Ravioli pasta (egg based dough) filled with a Narragansett creamery ricotta (mixed with egg yolks, lemon zest, salt and pepper). Ravioli is then tossed in a butter sauce containing walnuts parsley, chives, and tarragon. Then it is plated with pan roasted morel mushrooms and grilled fava leaves. It is topped with a walnut and oat crumble.

Pea Green Salad (Replacing Baby Kale salad)
Speck, Mint, Preserved Lemon, SP Goat Cheese Dressing
Large pea green leaves mixed with house made goat cheese and preserved lemon dressing. Topped with house made goat cheese, thinly sliced speck, torn mint, raw snow peas and lemon zest.


Pecorino Toscano Fresco $7 (Replacing Bianco Sardo)

Pasteurized sheeps milk cheese from tuscany with DOP protection. This is a younger sheeps milk cheese (aged 30-45 days) which yields a semi soft texture however there is a touch of crystallization. Sweet, grassy, and slightly tangy.



Casatica Di Bufala $7 For Storm

Pasteurized buffalo milk cheese from Lombardy.
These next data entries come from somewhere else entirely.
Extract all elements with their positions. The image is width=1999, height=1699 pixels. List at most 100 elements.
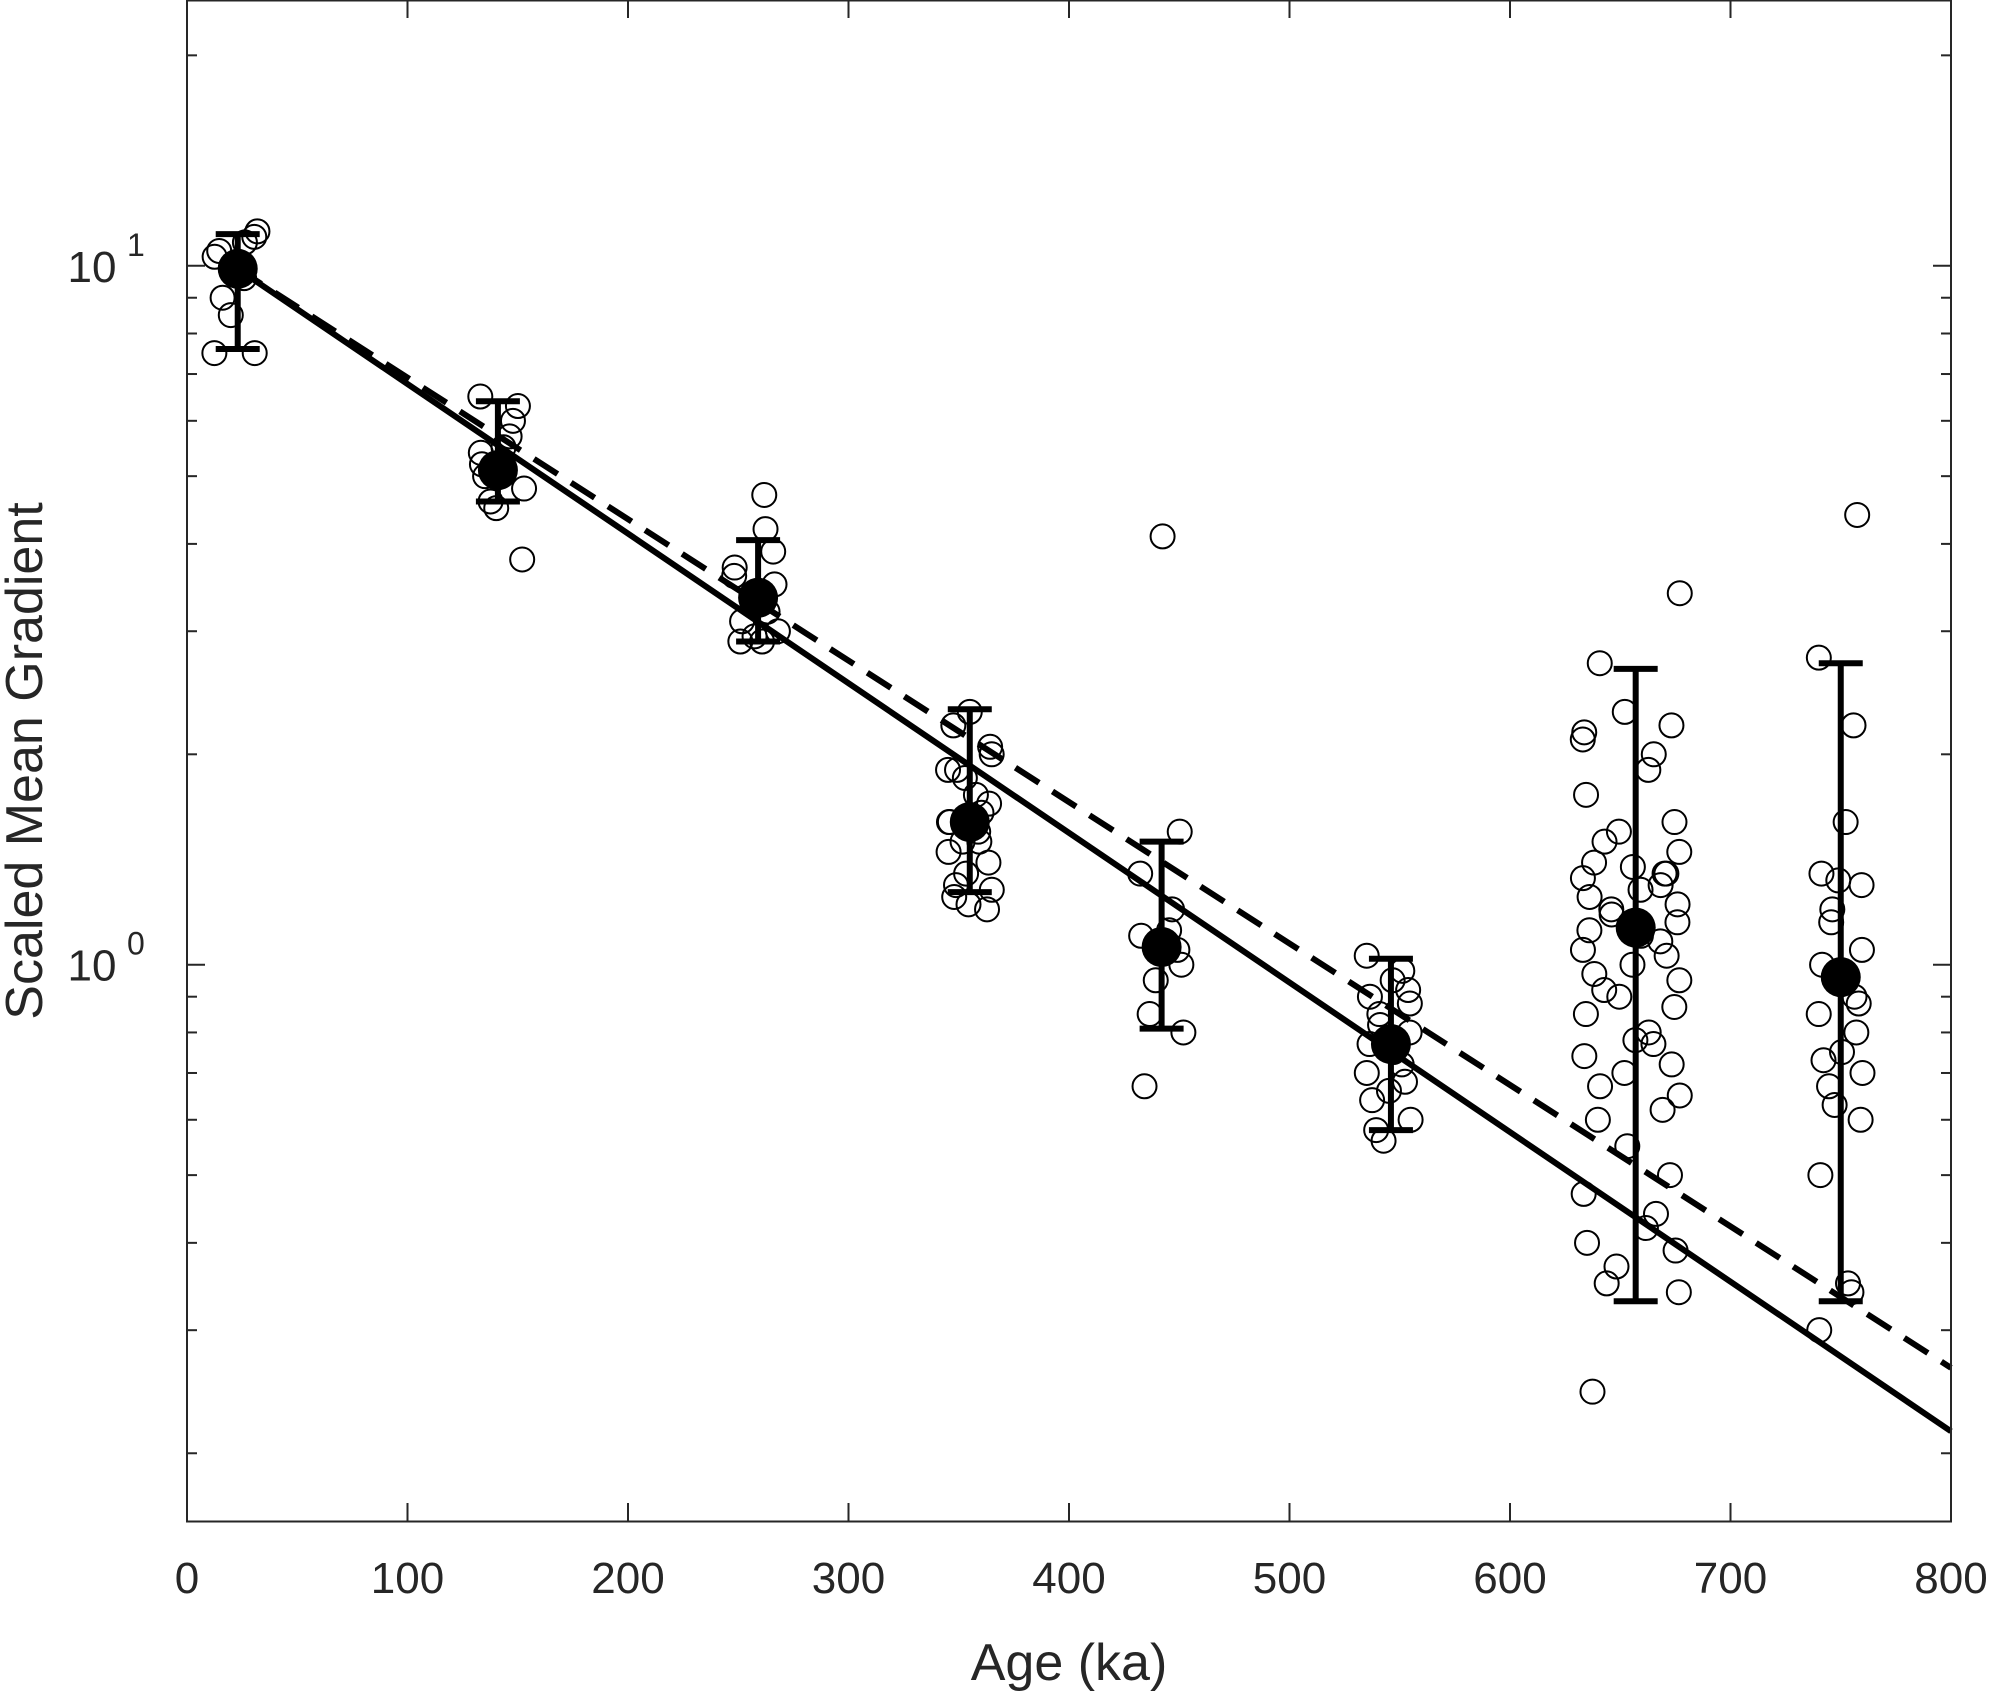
fit-lines [236,266,1953,1434]
mean-point [1820,957,1861,998]
x-tick-label: 400 [1032,1554,1105,1603]
sample-point [509,546,536,573]
sample-point [1832,809,1859,836]
sample-point [1569,726,1596,753]
sample-point [1603,1253,1630,1280]
mean-point [949,802,990,843]
fit-line-solid [236,266,1953,1434]
sample-point [1653,942,1680,969]
x-tick-label: 300 [812,1554,885,1603]
mean-point [477,450,518,491]
sample-point [1661,993,1688,1020]
sample-point [1619,951,1646,978]
sample-point [1396,990,1423,1017]
sample-point [1661,809,1688,836]
sample-point [1810,1047,1837,1074]
x-tick-label: 700 [1694,1554,1767,1603]
x-tick-label: 100 [371,1554,444,1603]
sample-point [935,838,962,865]
sample-point [1666,838,1693,865]
sample-point [751,481,778,508]
x-tick-label: 0 [175,1554,199,1603]
sample-point [1806,1317,1833,1344]
sample-point [1572,1001,1599,1028]
sample-point [1593,1270,1620,1297]
sample-point [241,340,268,367]
sample-point [1649,1096,1676,1123]
y-tick-label-exponent: 0 [127,926,145,962]
sample-point [1584,1106,1611,1133]
plot-frame [186,0,1952,1523]
sample-point [1666,1082,1693,1109]
sample-point [1658,1051,1685,1078]
sample-point [1805,644,1832,671]
sample-point [1627,876,1654,903]
sample-point [1142,967,1169,994]
sample-point [1614,1133,1641,1160]
sample-point [511,475,538,502]
x-tick-label: 200 [591,1554,664,1603]
sample-point [1569,865,1596,892]
mean-point [1615,907,1656,948]
sample-point [1149,523,1176,550]
sample-point [1395,977,1422,1004]
sample-point [467,383,494,410]
sample-point [1574,1229,1601,1256]
sample-point [1821,1091,1848,1118]
sample-point [977,733,1004,760]
sample-point [1570,1180,1597,1207]
sample-point [1651,860,1678,887]
y-tick-labels: 10 0 10 1 [68,227,145,991]
sample-point [1356,983,1383,1010]
sample-point [1656,1162,1683,1189]
x-axis-label: Age (ka) [971,1634,1168,1692]
sample-point [1805,1001,1832,1028]
x-tick-labels: 0 100 200 300 400 500 600 700 800 [175,1554,1988,1603]
sample-point [941,883,968,910]
sample-point [1664,909,1691,936]
sample-point [1848,936,1875,963]
mean-point [1370,1024,1411,1065]
y-axis-label: Scaled Mean Gradient [0,502,54,1020]
sample-point [1573,781,1600,808]
sample-point [1819,896,1846,923]
sample-point [1640,741,1667,768]
sample-point [1605,818,1632,845]
sample-point [974,896,1001,923]
sample-point [721,562,748,589]
x-tick-label: 500 [1253,1554,1326,1603]
sample-point [201,340,228,367]
sample-point [1131,1073,1158,1100]
sample-point [741,623,768,650]
sample-point [1606,983,1633,1010]
sample-point [1579,1378,1606,1405]
sample-point [935,756,962,783]
sample-point [1127,860,1154,887]
mean-point [217,248,258,289]
sample-point [940,712,967,739]
fit-line-dashed [236,266,1953,1371]
sample-point [1576,917,1603,944]
sample-point [1576,883,1603,910]
sample-point [1640,1031,1667,1058]
sample-point [1664,891,1691,918]
sample-point [1586,650,1613,677]
sample-point [1844,501,1871,528]
sample-point [1170,1019,1197,1046]
mean-point [738,577,779,618]
sample-point [1353,1059,1380,1086]
sample-point [1359,1087,1386,1114]
sample-point [1569,936,1596,963]
sample-point [1843,1019,1870,1046]
sample-point [1571,1043,1598,1070]
sample-point [1666,580,1693,607]
sample-point [975,849,1002,876]
y-tick-label: 10 [68,243,117,292]
sample-point [1807,1162,1834,1189]
sample-point [1845,990,1872,1017]
sample-point [1647,872,1674,899]
sample-point [1642,1200,1669,1227]
x-tick-label: 600 [1473,1554,1546,1603]
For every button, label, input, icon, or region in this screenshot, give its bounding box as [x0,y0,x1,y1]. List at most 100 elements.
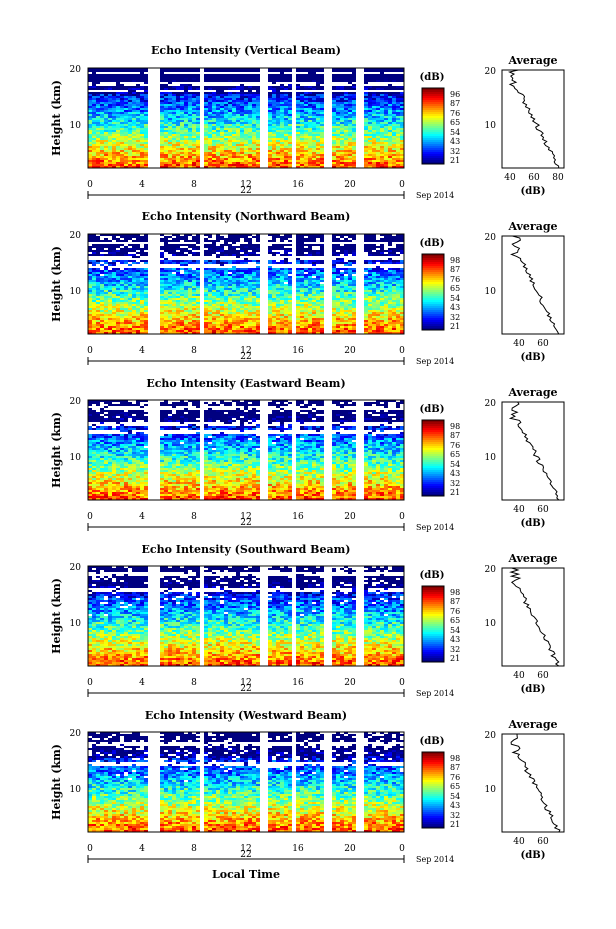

Animal Rennet, aged 2-3 months. Made by Quattro Portoni, owned by a pair of brothers near bergamo produce traditional italian cheeses but substitute buffalo milk for a twist on tradition. This is a stracchino style cheese, rich creamy and a little nutty, with a bloomy white rind.

Point Reyes BlueP $7 For Caveman Blue

Unpasteurized Cows milk blue cheese from Point Reyes creamery in California. Made from milk from holstein cows, and cave aged. Sweet and creamy with a definitely peppery punch. Great for anyone who likes a strong blue cheese. This is a stilton style cheese and is not ok for a penicillin allergy.